« Supplément d’Ame », la bouture réussie In Seine-Saint-Denis de Romainville

« Supplément d’Ame », la bouture réussie In Seine-Saint-Denis de Romainville

En ouvrant une boutique de fleurs à Romainville, Agnès Guillerme, ex-travailleuse associative a opéré un tournant radical, du social, au végétal. Malgré le coup de bambou du confinement, elle ne regrette pas sa reconversion.

Il n’y a pas mieux placée qu’Agnès Guillerme pour connaître les affres de l’insertion professionnelle : elle a travaillé pendant dix ans pour l’association C2DI 93.  » Nous reprenions à notre compte la devise d’ATD Quart Monde, selon laquelle « nul n’est inemployable ». Nous conseillions les entreprises pour qu’elles fassent leur place aux personnes éloignées de l’emploi, qu’elles s’adaptent au marché du travail », relate l’ancienne travailleuse associative.
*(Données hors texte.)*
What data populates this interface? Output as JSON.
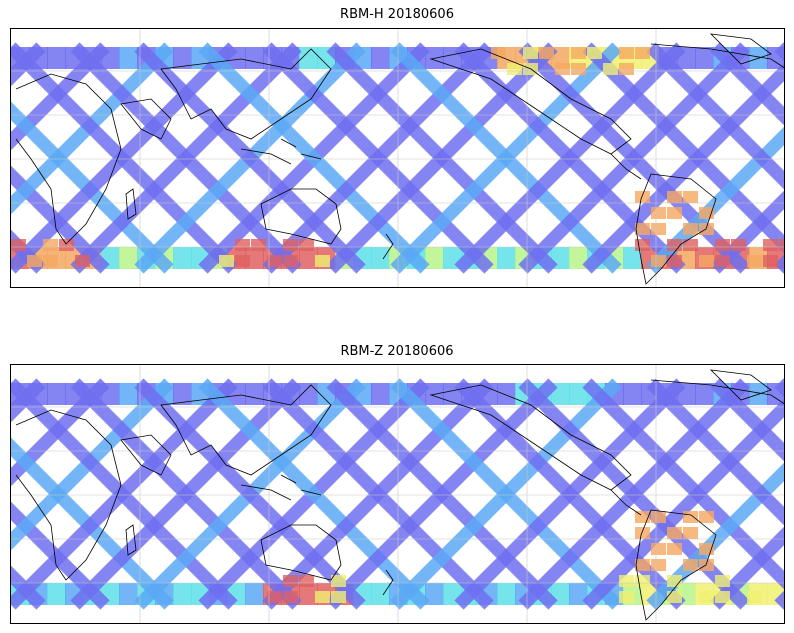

Très investie dans son métier et ce qui faisait son principal atout à ses yeux, le contact humain, elle s’en éloigne peu à peu : le travail associatif est peu à peu grignoté par les tâches administratives de demande de subvention, ou de réponse à des appels à projet. Quitte à avoir les mains dans de la paperasse, autant que cela soit du papier de soie. Ou alors, à la rigueur, dans du kraft.

Car Agnès Guillerme est une fille de la bruyère, plutôt que du bitume. Enfant, c’est sa grand-mère, en Bretagne, qui lui donne le goût du jardin. « Au début, je me suis dit que j’allais monter un projet d’insertion lié aux fleurs. Et puis cela demandait finalement encore de la bureaucratie, le travail collectif implique forcément une certaine lourdeur ». La jeune femme préfère rompre de manière radicale avec son ancienne vie, et se lancer toute entière et toute seule dans son nouveau projet : devenir fleuriste. Première étape : elle passe son CAP au lycée horticole de Montreuil en 10 mois. A la sortie, la reconvertie crée sa micro-entreprise, à laquelle elle travaille à 50% du temps. L’autre moitié , elle est salariée chez un fleuriste, pour s’assurer un revenu fixe et continuer à se former. « C’est sûr qu’avec mes petits ateliers dans mon garage, il n’était pas simple de tirer un revenu », se souvient-elle.

Solidaire et responsable

C’est un héritage qui, au bout de deux ans, l’autorise à faire le grand saut : s’offrir la boutique et le fond de commerce d’une fleuriste sur le départ à Romainville. Elle fait de Supplément d’âme son royaume. Bien qu’elle ait quitté le social, Agnes reste vigilante quant aux pratiques de ses fournisseurs, qu’il s’agisse des conditions écologiques dans lesquelles les fleurs sont produites ou des conditions de travail de leur salariés. « J’aimerais me fournir chez Halage ou à Fleurs de Cocagne, (des producteurs franciliens ndlr), mais seule, je ne peux pas me rendre chez les différents producteurs d’Ile-de-France. Je vais à Rungis, mais je privilégie les petits producteurs. D’ailleurs, on en perd régulièrement, il faut qu’ils continuent à venir! » s’inquiète-t-elle.

Outre une proposition de fleurs « solidaires et responsables », Agnès Guillerme propose aussi, dans sa boutique « Supplément d’âme », une esthétique qui tranche avec ce que faisaient jusque là les fleuristes traditionnels : « Je travaille sur les fleurs séchées, je propose quelques branchages marrants. Ce que je fais ressemble à ce qui se fait dans les boutiques parisiennes, et je trouve notamment ma clientèle parmi les « nouveaux arrivants » de Romainville, qui viennent eux aussi de Paris intra-muros », détaille la néofleuriste.

« J’en bave »

Si la boutique était plutôt « bien partie » à son ouverture, en 2017, le confinement a jeté quelques épines sur son nouveau chemin. « J’en bave, c’est dur. Je travaille beaucoup d’heures, pour peu de sous. Si je n’avais pas un conjoint à la situation financière stable, ce serait beaucoup plus compliqué. Mais d’un autre côté, j’ai atteint mes objectifs : je travaille dans le domaine du végétal, mes tâches sont variées, il y a une dimension créative dans mon métier ». Ce qu’elle préfère? C’est toujours la relation au client.